Tidak Ada Korban Jiwa, Namun Peringatan Penting

Beruntung, insiden kebakaran limbah parfum ini tidak menimbulkan korban jiwa maupun korban luka. Meskipun demikian, peristiwa ini menjadi pengingat yang sangat penting mengenai bahaya yang ditimbulkan oleh pembakaran sampah yang tidak terkendali, terutama di area yang menyimpan bahan-bahan mudah terbakar.

Jajat Wibisono menekankan pentingnya kewaspadaan bagi seluruh masyarakat Kabupaten Indramayu. Ia mengimbau agar masyarakat lebih berhati-hati saat melakukan pembakaran sampah, serta tidak membuang puntung rokok sembarangan. Tindakan kecil yang dianggap sepele oleh sebagian orang dapat berujung pada konsekuensi besar, seperti kebakaran yang dapat merugikan.

Imbauan untuk Melapor

Untuk meningkatkan efektivitas penanganan kebakaran, Damkar Kabupaten Indramayu juga mengimbau masyarakat untuk segera menghubungi petugas jika melihat atau mengalami kejadian kebakaran.
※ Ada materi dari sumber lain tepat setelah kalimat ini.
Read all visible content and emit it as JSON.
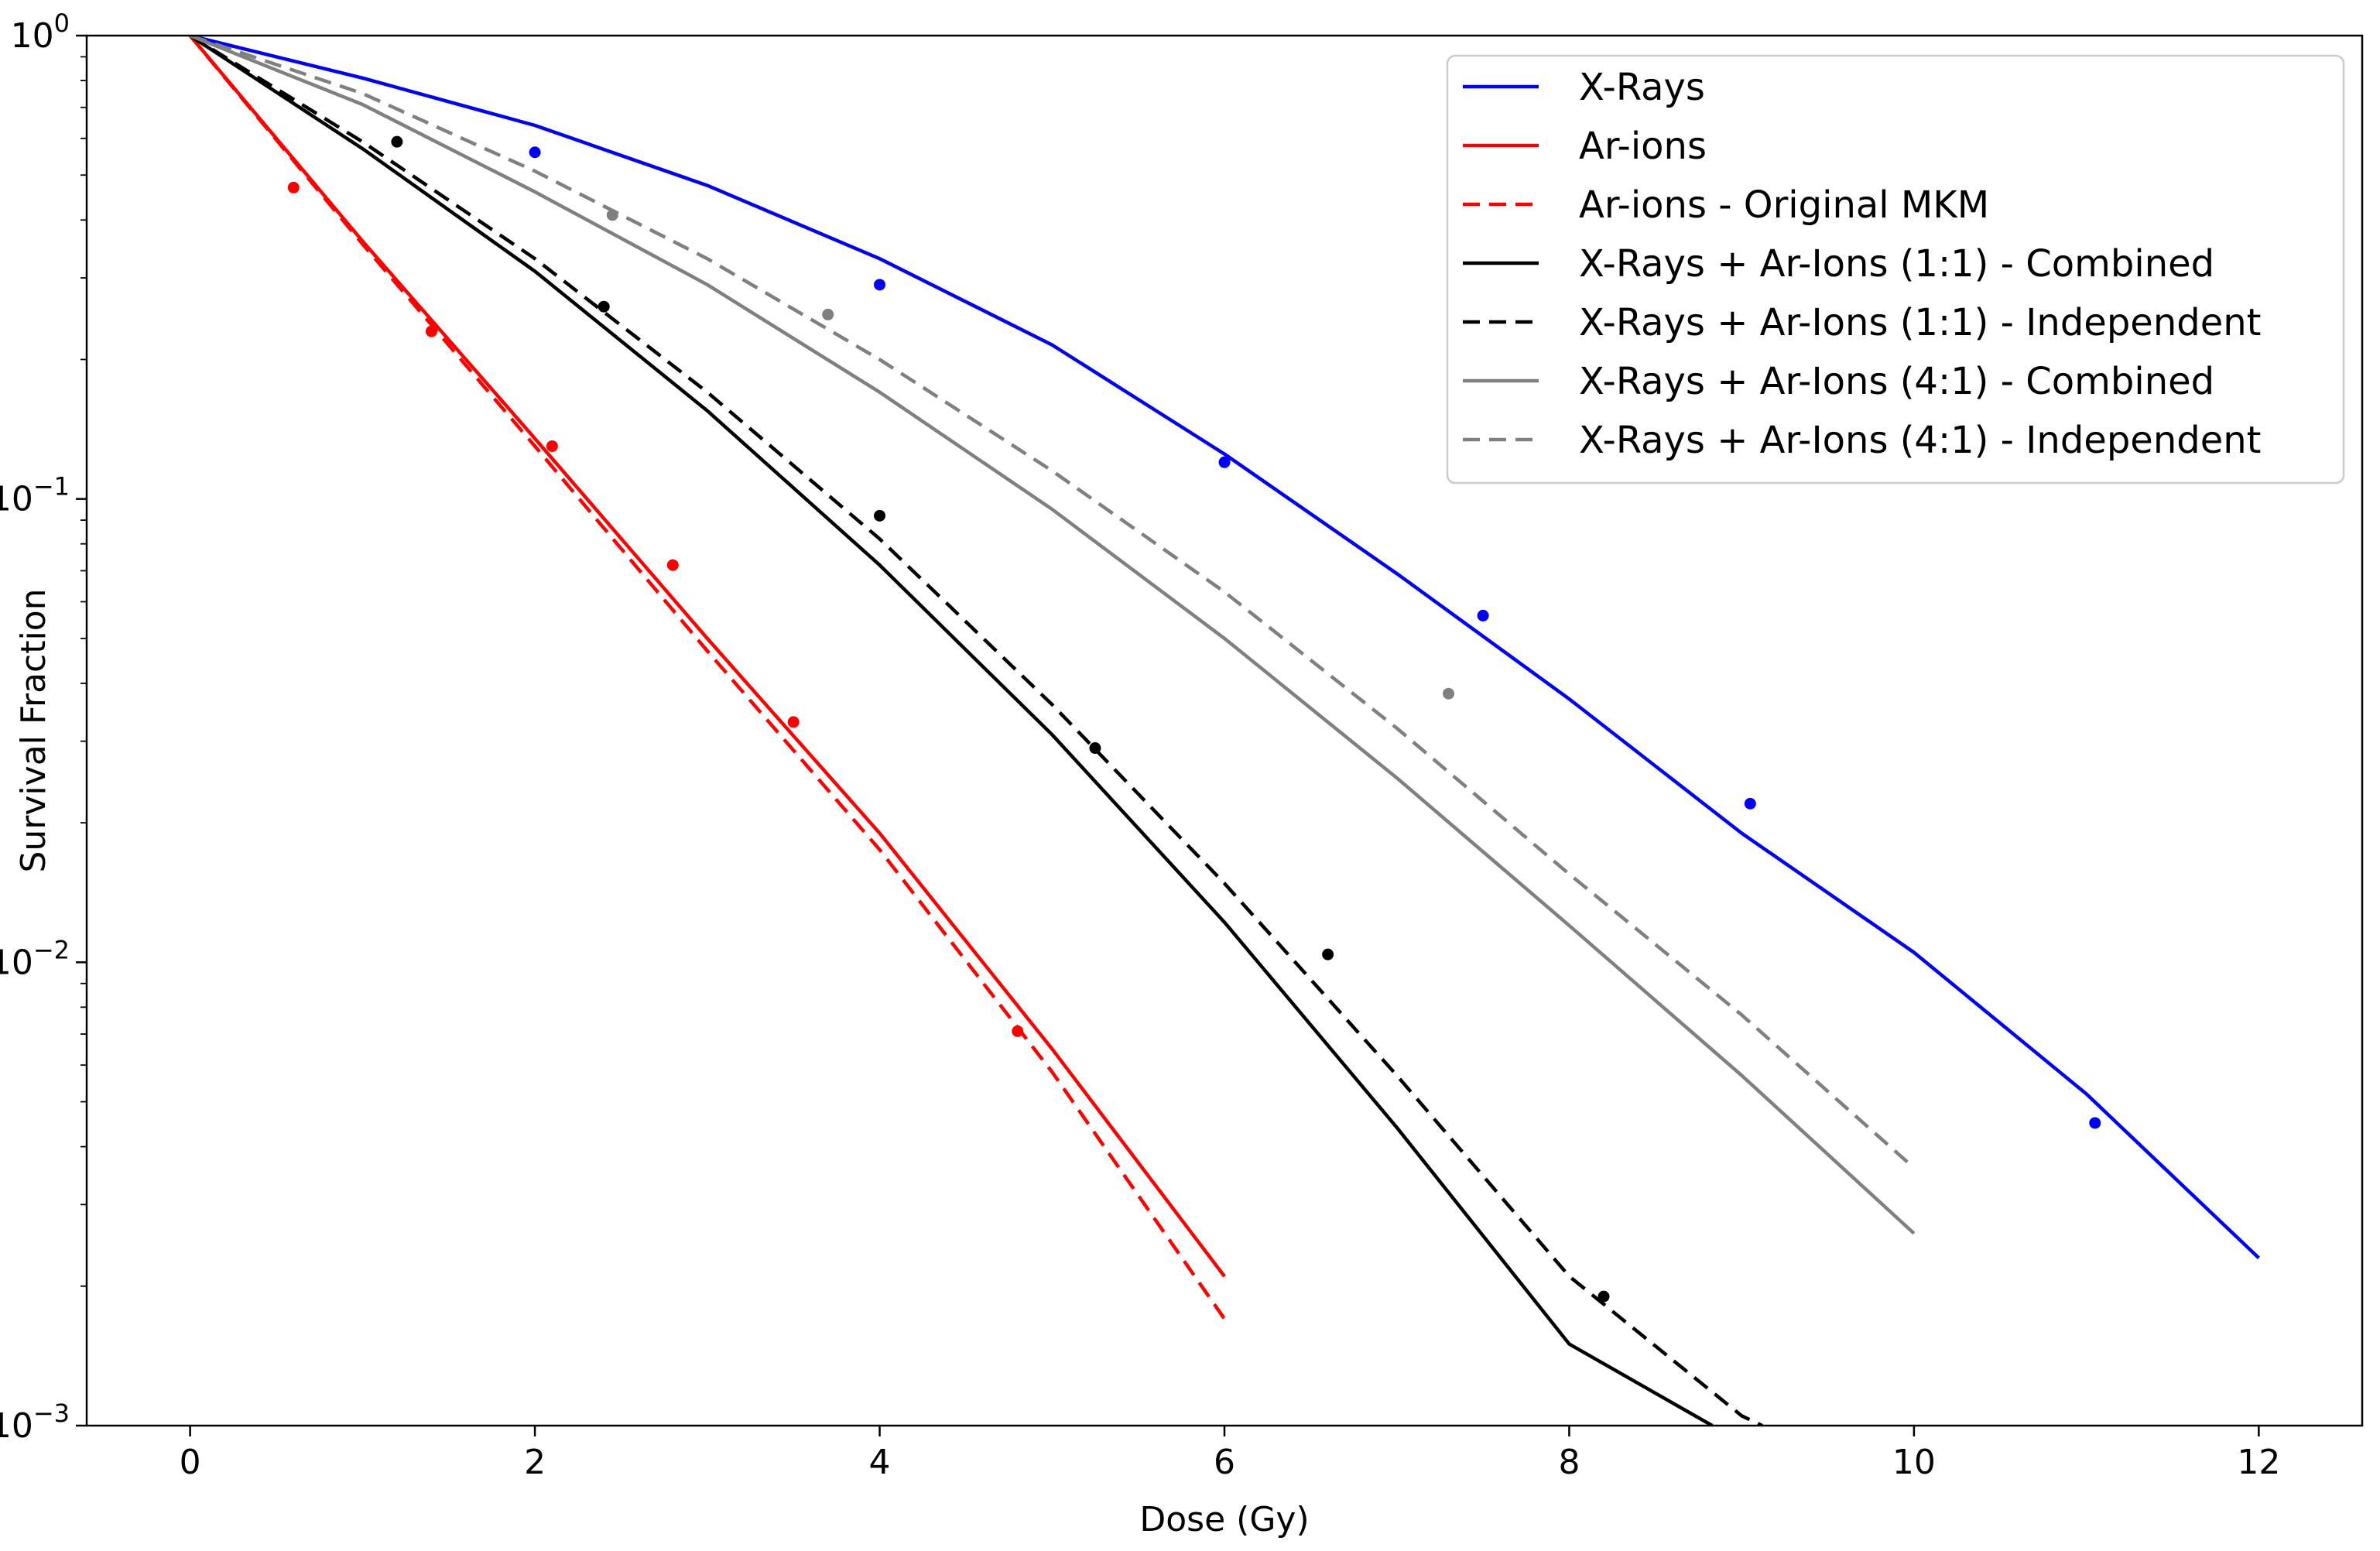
{
  "chart_data": {
    "type": "line",
    "title": "",
    "xlabel": "Dose (Gy)",
    "ylabel": "Survival Fraction",
    "xlim": [
      -0.6,
      12.6
    ],
    "ylim": [
      0.001,
      1
    ],
    "yscale": "log",
    "grid": false,
    "legend_position": "top-right",
    "x_ticks": [
      0,
      2,
      4,
      6,
      8,
      10,
      12
    ],
    "x_tick_labels": [
      "0",
      "2",
      "4",
      "6",
      "8",
      "10",
      "12"
    ],
    "y_ticks": [
      1,
      0.1,
      0.01,
      0.001
    ],
    "y_tick_labels": [
      {
        "base": "10",
        "exp": "0"
      },
      {
        "base": "10",
        "exp": "−1"
      },
      {
        "base": "10",
        "exp": "−2"
      },
      {
        "base": "10",
        "exp": "−3"
      }
    ],
    "series": [
      {
        "name": "X-Rays",
        "color": "#0000ff",
        "dash": "solid",
        "x": [
          0,
          1,
          2,
          3,
          4,
          5,
          6,
          7,
          8,
          9,
          10,
          11,
          12
        ],
        "y": [
          1.0,
          0.81,
          0.64,
          0.475,
          0.33,
          0.215,
          0.125,
          0.069,
          0.037,
          0.019,
          0.0105,
          0.0052,
          0.0023
        ]
      },
      {
        "name": "Ar-ions",
        "color": "#ff0000",
        "dash": "solid",
        "x": [
          0,
          1,
          2,
          3,
          4,
          5,
          6
        ],
        "y": [
          1.0,
          0.36,
          0.135,
          0.05,
          0.019,
          0.0065,
          0.0021
        ]
      },
      {
        "name": "Ar-ions - Original MKM",
        "color": "#ff0000",
        "dash": "dashed",
        "x": [
          0,
          1,
          2,
          3,
          4,
          5,
          6
        ],
        "y": [
          1.0,
          0.355,
          0.13,
          0.047,
          0.0175,
          0.0058,
          0.0017
        ]
      },
      {
        "name": "X-Rays + Ar-Ions (1:1) - Combined",
        "color": "#000000",
        "dash": "solid",
        "x": [
          0,
          1,
          2,
          3,
          4,
          5,
          6,
          7,
          8,
          8.83
        ],
        "y": [
          1.0,
          0.57,
          0.31,
          0.155,
          0.072,
          0.031,
          0.0122,
          0.0044,
          0.0015,
          0.001
        ]
      },
      {
        "name": "X-Rays + Ar-Ions (1:1) - Independent",
        "color": "#000000",
        "dash": "dashed",
        "x": [
          0,
          1,
          2,
          3,
          4,
          5,
          6,
          7,
          8,
          9,
          9.12
        ],
        "y": [
          1.0,
          0.59,
          0.33,
          0.17,
          0.082,
          0.036,
          0.0148,
          0.0057,
          0.0021,
          0.00105,
          0.001
        ]
      },
      {
        "name": "X-Rays + Ar-Ions (4:1) - Combined",
        "color": "#808080",
        "dash": "solid",
        "x": [
          0,
          1,
          2,
          3,
          4,
          5,
          6,
          7,
          8,
          9,
          10
        ],
        "y": [
          1.0,
          0.71,
          0.46,
          0.29,
          0.17,
          0.095,
          0.05,
          0.025,
          0.012,
          0.0057,
          0.0026
        ]
      },
      {
        "name": "X-Rays + Ar-Ions (4:1) - Independent",
        "color": "#808080",
        "dash": "dashed",
        "x": [
          0,
          1,
          2,
          3,
          4,
          5,
          6,
          7,
          8,
          9,
          10
        ],
        "y": [
          1.0,
          0.75,
          0.51,
          0.33,
          0.2,
          0.115,
          0.063,
          0.032,
          0.0155,
          0.0077,
          0.0036
        ]
      }
    ],
    "scatter": [
      {
        "color": "#0000ff",
        "x": [
          2.0,
          4.0,
          6.0,
          7.5,
          9.05,
          11.05
        ],
        "y": [
          0.56,
          0.29,
          0.12,
          0.056,
          0.022,
          0.0045
        ]
      },
      {
        "color": "#ff0000",
        "x": [
          0.6,
          1.4,
          2.1,
          2.8,
          3.5,
          4.8
        ],
        "y": [
          0.47,
          0.23,
          0.13,
          0.072,
          0.033,
          0.0071
        ]
      },
      {
        "color": "#000000",
        "x": [
          1.2,
          2.4,
          4.0,
          5.25,
          6.6,
          8.2
        ],
        "y": [
          0.59,
          0.26,
          0.092,
          0.029,
          0.0104,
          0.0019
        ]
      },
      {
        "color": "#808080",
        "x": [
          2.45,
          3.7,
          7.3
        ],
        "y": [
          0.41,
          0.25,
          0.038
        ]
      }
    ]
  }
}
Kontak yang dapat dihubungi adalah melalui nomor WhatsApp call center Damkar Indramayu di 082219810022 dan 082118899143.

Dengan respons cepat dan pelaporan yang akurat, diharapkan penanganan kebakaran dapat dilakukan secara lebih efektif, meminimalkan kerugian, dan menjaga keselamatan masyarakat. Kejadian ini menjadi pelajaran berharga tentang pentingnya manajemen limbah dan pencegahan kebakaran yang berkelanjutan.